Las iglesias se llenaron de rezos y la incredulidad fue la primera reacción de los capitalinos cuando aquella amenaza que tanto temieron volvía a repetirse, tomando por asalto a la capital.

Aquella sequía que a mediados del siglo XIX azotó a todas las colonias del valle de México y que duraría casi 36 meses, sería sólo el comienzo de lo que los cronistas llamarían “El año de los muertos”, refiriéndose a 1850 como la fecha en que la escasez de agua, y por ende la falta de higiene, provocó una de las más graves epidemias de cólera de las que se tenga memoria y que costó la vida a miles de personas.

Tras varias semanas de sed en la que todos los pozos se secaron y los acueductos dejaron de surtir el vital líquido, la primera señal de alarma fue cuando los dispensarios médicos comenzaron a llenarse de niños, mujeres y hombres que presentaban los mismos síntomas: fiebres altas, diarrea, debilidad, y en algunos casos graves delirios.

Como medida sanitaria de emergencia, el Ayuntamiento ordenó la cuarentena de las personas que hubiesen estado en contacto con los enfermos; sin embargo en unas cuantas semanas, tanto los médicos particulares como los hospitales tiraron la toalla al verse imposibilitados a atender a cientos de infectados que llegaban hasta sus puertas.

Conventos y teatros tuvieron que abrir sus puertas para atender a los enfermos. Algunos médicos instaron a las autoridades a levantar carpas en terrenos de la periferia con la idea de alejar lo más posible el foco de infección.

Sin embargo, aunque ya existían antecedentes sobre el tratamiento de la enfermedad después de la terrible pandemia de cólera que había azotado a Guadalajara en 1833 y después de registrarse el primer caso en la ciudad el 6 de agosto de ese mismo año, la mayoría de los médicos y voluntarios desconocían la enfermedad y muchos resultaron infectados.

No obstante, en un México bravo donde era común bañarse sólo una vez a la semana y las obras de drenaje apenas si llegaban a las colonias de abolengo, casi nadie relacionaba la falta de agua con el brote de la epidemia y muchos hacían caso omiso de esas excentricidades difundidas por los médicos que exhortaban a hervir el agua y lavarse las manos, entre otras medidas.

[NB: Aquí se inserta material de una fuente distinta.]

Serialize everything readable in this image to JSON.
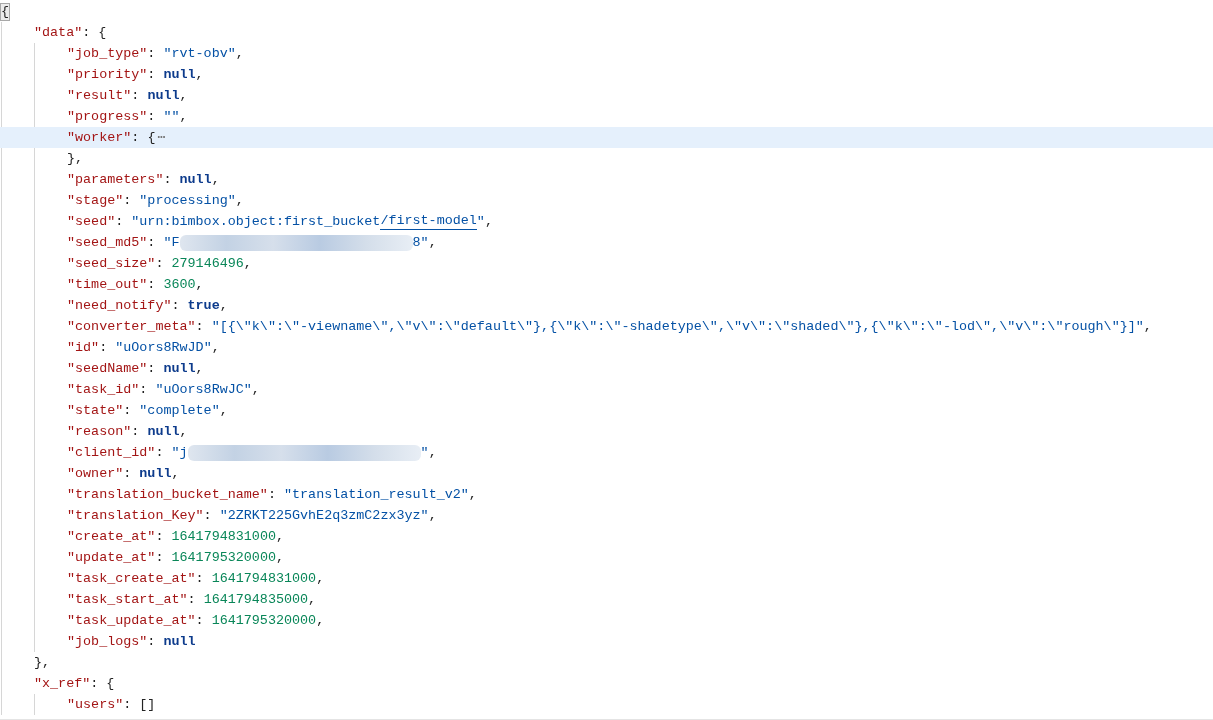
{
  "editor": {
    "lines": [
      {
        "current": false,
        "tokens": [
          {
            "kind": "matched_bracket",
            "text": "{"
          }
        ],
        "children": [
          {
            "current": false,
            "tokens": [
              {
                "kind": "key",
                "text": "\"data\""
              },
              {
                "kind": "colon",
                "text": ":"
              },
              {
                "kind": "punct",
                "text": "{"
              }
            ],
            "end": [
              {
                "kind": "punct",
                "text": "},"
              }
            ],
            "children": [
              {
                "current": false,
                "tokens": [
                  {
                    "kind": "key",
                    "text": "\"job_type\""
                  },
                  {
                    "kind": "colon",
                    "text": ":"
                  },
                  {
                    "kind": "string",
                    "text": "\"rvt-obv\""
                  },
                  {
                    "kind": "punct",
                    "text": ","
                  }
                ]
              },
              {
                "current": false,
                "tokens": [
                  {
                    "kind": "key",
                    "text": "\"priority\""
                  },
                  {
                    "kind": "colon",
                    "text": ":"
                  },
                  {
                    "kind": "keyword",
                    "text": "null"
                  },
                  {
                    "kind": "punct",
                    "text": ","
                  }
                ]
              },
              {
                "current": false,
                "tokens": [
                  {
                    "kind": "key",
                    "text": "\"result\""
                  },
                  {
                    "kind": "colon",
                    "text": ":"
                  },
                  {
                    "kind": "keyword",
                    "text": "null"
                  },
                  {
                    "kind": "punct",
                    "text": ","
                  }
                ]
              },
              {
                "current": false,
                "tokens": [
                  {
                    "kind": "key",
                    "text": "\"progress\""
                  },
                  {
                    "kind": "colon",
                    "text": ":"
                  },
                  {
                    "kind": "string",
                    "text": "\"\""
                  },
                  {
                    "kind": "punct",
                    "text": ","
                  }
                ]
              },
              {
                "current": true,
                "tokens": [
                  {
                    "kind": "key",
                    "text": "\"worker\""
                  },
                  {
                    "kind": "colon",
                    "text": ":"
                  },
                  {
                    "kind": "punct",
                    "text": "{"
                  },
                  {
                    "kind": "fold",
                    "text": "⋯"
                  }
                ],
                "end": [
                  {
                    "kind": "punct",
                    "text": "},"
                  }
                ]
              },
              {
                "current": false,
                "tokens": [
                  {
                    "kind": "key",
                    "text": "\"parameters\""
                  },
                  {
                    "kind": "colon",
                    "text": ":"
                  },
                  {
                    "kind": "keyword",
                    "text": "null"
                  },
                  {
                    "kind": "punct",
                    "text": ","
                  }
                ]
              },
              {
                "current": false,
                "tokens": [
                  {
                    "kind": "key",
                    "text": "\"stage\""
                  },
                  {
                    "kind": "colon",
                    "text": ":"
                  },
                  {
                    "kind": "string",
                    "text": "\"processing\""
                  },
                  {
                    "kind": "punct",
                    "text": ","
                  }
                ]
              },
              {
                "current": false,
                "tokens": [
                  {
                    "kind": "key",
                    "text": "\"seed\""
                  },
                  {
                    "kind": "colon",
                    "text": ":"
                  },
                  {
                    "kind": "string",
                    "text": "\"urn:bimbox.object:first_bucket"
                  },
                  {
                    "kind": "link",
                    "text": "/first-model"
                  },
                  {
                    "kind": "string",
                    "text": "\""
                  },
                  {
                    "kind": "punct",
                    "text": ","
                  }
                ]
              },
              {
                "current": false,
                "tokens": [
                  {
                    "kind": "key",
                    "text": "\"seed_md5\""
                  },
                  {
                    "kind": "colon",
                    "text": ":"
                  },
                  {
                    "kind": "string",
                    "text": "\"F"
                  },
                  {
                    "kind": "redacted"
                  },
                  {
                    "kind": "string",
                    "text": "8\""
                  },
                  {
                    "kind": "punct",
                    "text": ","
                  }
                ]
              },
              {
                "current": false,
                "tokens": [
                  {
                    "kind": "key",
                    "text": "\"seed_size\""
                  },
                  {
                    "kind": "colon",
                    "text": ":"
                  },
                  {
                    "kind": "number",
                    "text": "279146496"
                  },
                  {
                    "kind": "punct",
                    "text": ","
                  }
                ]
              },
              {
                "current": false,
                "tokens": [
                  {
                    "kind": "key",
                    "text": "\"time_out\""
                  },
                  {
                    "kind": "colon",
                    "text": ":"
                  },
                  {
                    "kind": "number",
                    "text": "3600"
                  },
                  {
                    "kind": "punct",
                    "text": ","
                  }
                ]
              },
              {
                "current": false,
                "tokens": [
                  {
                    "kind": "key",
                    "text": "\"need_notify\""
                  },
                  {
                    "kind": "colon",
                    "text": ":"
                  },
                  {
                    "kind": "keyword",
                    "text": "true"
                  },
                  {
                    "kind": "punct",
                    "text": ","
                  }
                ]
              },
              {
                "current": false,
                "tokens": [
                  {
                    "kind": "key",
                    "text": "\"converter_meta\""
                  },
                  {
                    "kind": "colon",
                    "text": ":"
                  },
                  {
                    "kind": "string",
                    "text": "\"[{\\\"k\\\":\\\"-viewname\\\",\\\"v\\\":\\\"default\\\"},{\\\"k\\\":\\\"-shadetype\\\",\\\"v\\\":\\\"shaded\\\"},{\\\"k\\\":\\\"-lod\\\",\\\"v\\\":\\\"rough\\\"}]\""
                  },
                  {
                    "kind": "punct",
                    "text": ","
                  }
                ]
              },
              {
                "current": false,
                "tokens": [
                  {
                    "kind": "key",
                    "text": "\"id\""
                  },
                  {
                    "kind": "colon",
                    "text": ":"
                  },
                  {
                    "kind": "string",
                    "text": "\"uOors8RwJD\""
                  },
                  {
                    "kind": "punct",
                    "text": ","
                  }
                ]
              },
              {
                "current": false,
                "tokens": [
                  {
                    "kind": "key",
                    "text": "\"seedName\""
                  },
                  {
                    "kind": "colon",
                    "text": ":"
                  },
                  {
                    "kind": "keyword",
                    "text": "null"
                  },
                  {
                    "kind": "punct",
                    "text": ","
                  }
                ]
              },
              {
                "current": false,
                "tokens": [
                  {
                    "kind": "key",
                    "text": "\"task_id\""
                  },
                  {
                    "kind": "colon",
                    "text": ":"
                  },
                  {
                    "kind": "string",
                    "text": "\"uOors8RwJC\""
                  },
                  {
                    "kind": "punct",
                    "text": ","
                  }
                ]
              },
              {
                "current": false,
                "tokens": [
                  {
                    "kind": "key",
                    "text": "\"state\""
                  },
                  {
                    "kind": "colon",
                    "text": ":"
                  },
                  {
                    "kind": "string",
                    "text": "\"complete\""
                  },
                  {
                    "kind": "punct",
                    "text": ","
                  }
                ]
              },
              {
                "current": false,
                "tokens": [
                  {
                    "kind": "key",
                    "text": "\"reason\""
                  },
                  {
                    "kind": "colon",
                    "text": ":"
                  },
                  {
                    "kind": "keyword",
                    "text": "null"
                  },
                  {
                    "kind": "punct",
                    "text": ","
                  }
                ]
              },
              {
                "current": false,
                "tokens": [
                  {
                    "kind": "key",
                    "text": "\"client_id\""
                  },
                  {
                    "kind": "colon",
                    "text": ":"
                  },
                  {
                    "kind": "string",
                    "text": "\"j"
                  },
                  {
                    "kind": "redacted"
                  },
                  {
                    "kind": "string",
                    "text": "\""
                  },
                  {
                    "kind": "punct",
                    "text": ","
                  }
                ]
              },
              {
                "current": false,
                "tokens": [
                  {
                    "kind": "key",
                    "text": "\"owner\""
                  },
                  {
                    "kind": "colon",
                    "text": ":"
                  },
                  {
                    "kind": "keyword",
                    "text": "null"
                  },
                  {
                    "kind": "punct",
                    "text": ","
                  }
                ]
              },
              {
                "current": false,
                "tokens": [
                  {
                    "kind": "key",
                    "text": "\"translation_bucket_name\""
                  },
                  {
                    "kind": "colon",
                    "text": ":"
                  },
                  {
                    "kind": "string",
                    "text": "\"translation_result_v2\""
                  },
                  {
                    "kind": "punct",
                    "text": ","
                  }
                ]
              },
              {
                "current": false,
                "tokens": [
                  {
                    "kind": "key",
                    "text": "\"translation_Key\""
                  },
                  {
                    "kind": "colon",
                    "text": ":"
                  },
                  {
                    "kind": "string",
                    "text": "\"2ZRKT225GvhE2q3zmC2zx3yz\""
                  },
                  {
                    "kind": "punct",
                    "text": ","
                  }
                ]
              },
              {
                "current": false,
                "tokens": [
                  {
                    "kind": "key",
                    "text": "\"create_at\""
                  },
                  {
                    "kind": "colon",
                    "text": ":"
                  },
                  {
                    "kind": "number",
                    "text": "1641794831000"
                  },
                  {
                    "kind": "punct",
                    "text": ","
                  }
                ]
              },
              {
                "current": false,
                "tokens": [
                  {
                    "kind": "key",
                    "text": "\"update_at\""
                  },
                  {
                    "kind": "colon",
                    "text": ":"
                  },
                  {
                    "kind": "number",
                    "text": "1641795320000"
                  },
                  {
                    "kind": "punct",
                    "text": ","
                  }
                ]
              },
              {
                "current": false,
                "tokens": [
                  {
                    "kind": "key",
                    "text": "\"task_create_at\""
                  },
                  {
                    "kind": "colon",
                    "text": ":"
                  },
                  {
                    "kind": "number",
                    "text": "1641794831000"
                  },
                  {
                    "kind": "punct",
                    "text": ","
                  }
                ]
              },
              {
                "current": false,
                "tokens": [
                  {
                    "kind": "key",
                    "text": "\"task_start_at\""
                  },
                  {
                    "kind": "colon",
                    "text": ":"
                  },
                  {
                    "kind": "number",
                    "text": "1641794835000"
                  },
                  {
                    "kind": "punct",
                    "text": ","
                  }
                ]
              },
              {
                "current": false,
                "tokens": [
                  {
                    "kind": "key",
                    "text": "\"task_update_at\""
                  },
                  {
                    "kind": "colon",
                    "text": ":"
                  },
                  {
                    "kind": "number",
                    "text": "1641795320000"
                  },
                  {
                    "kind": "punct",
                    "text": ","
                  }
                ]
              },
              {
                "current": false,
                "tokens": [
                  {
                    "kind": "key",
                    "text": "\"job_logs\""
                  },
                  {
                    "kind": "colon",
                    "text": ":"
                  },
                  {
                    "kind": "keyword",
                    "text": "null"
                  }
                ]
              }
            ]
          },
          {
            "current": false,
            "tokens": [
              {
                "kind": "key",
                "text": "\"x_ref\""
              },
              {
                "kind": "colon",
                "text": ":"
              },
              {
                "kind": "punct",
                "text": "{"
              }
            ],
            "children": [
              {
                "current": false,
                "tokens": [
                  {
                    "kind": "key",
                    "text": "\"users\""
                  },
                  {
                    "kind": "colon",
                    "text": ":"
                  },
                  {
                    "kind": "punct",
                    "text": "[]"
                  }
                ]
              }
            ]
          }
        ]
      }
    ]
  }
}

Más de 2 mil muertos registrados (y otros tantos de los que jamás se sabrá) dejó en unos cuantos meses aquella epidemia en el valle de México. Para noviembre de 1850 seguían apareciendo casos aislados y los cronistas coinciden en que el dolor de las familias que perdieron a alguno de sus seres queridos, aunado a la solidaridad de los capitalinos añadieron gran dramatismo a la celebración del Día de Muertos de esa época.

En las clínicas, casas, escuelas, oficinas de gobierno, iglesias y en todo sitio donde hubiera un ausente, las ofrendas, aún con la posterior depresión económica, fueron decoradas con gran abundancia y en cada una se colgaron recuerdos de los niños, niñas, hombres y mujeres caídos.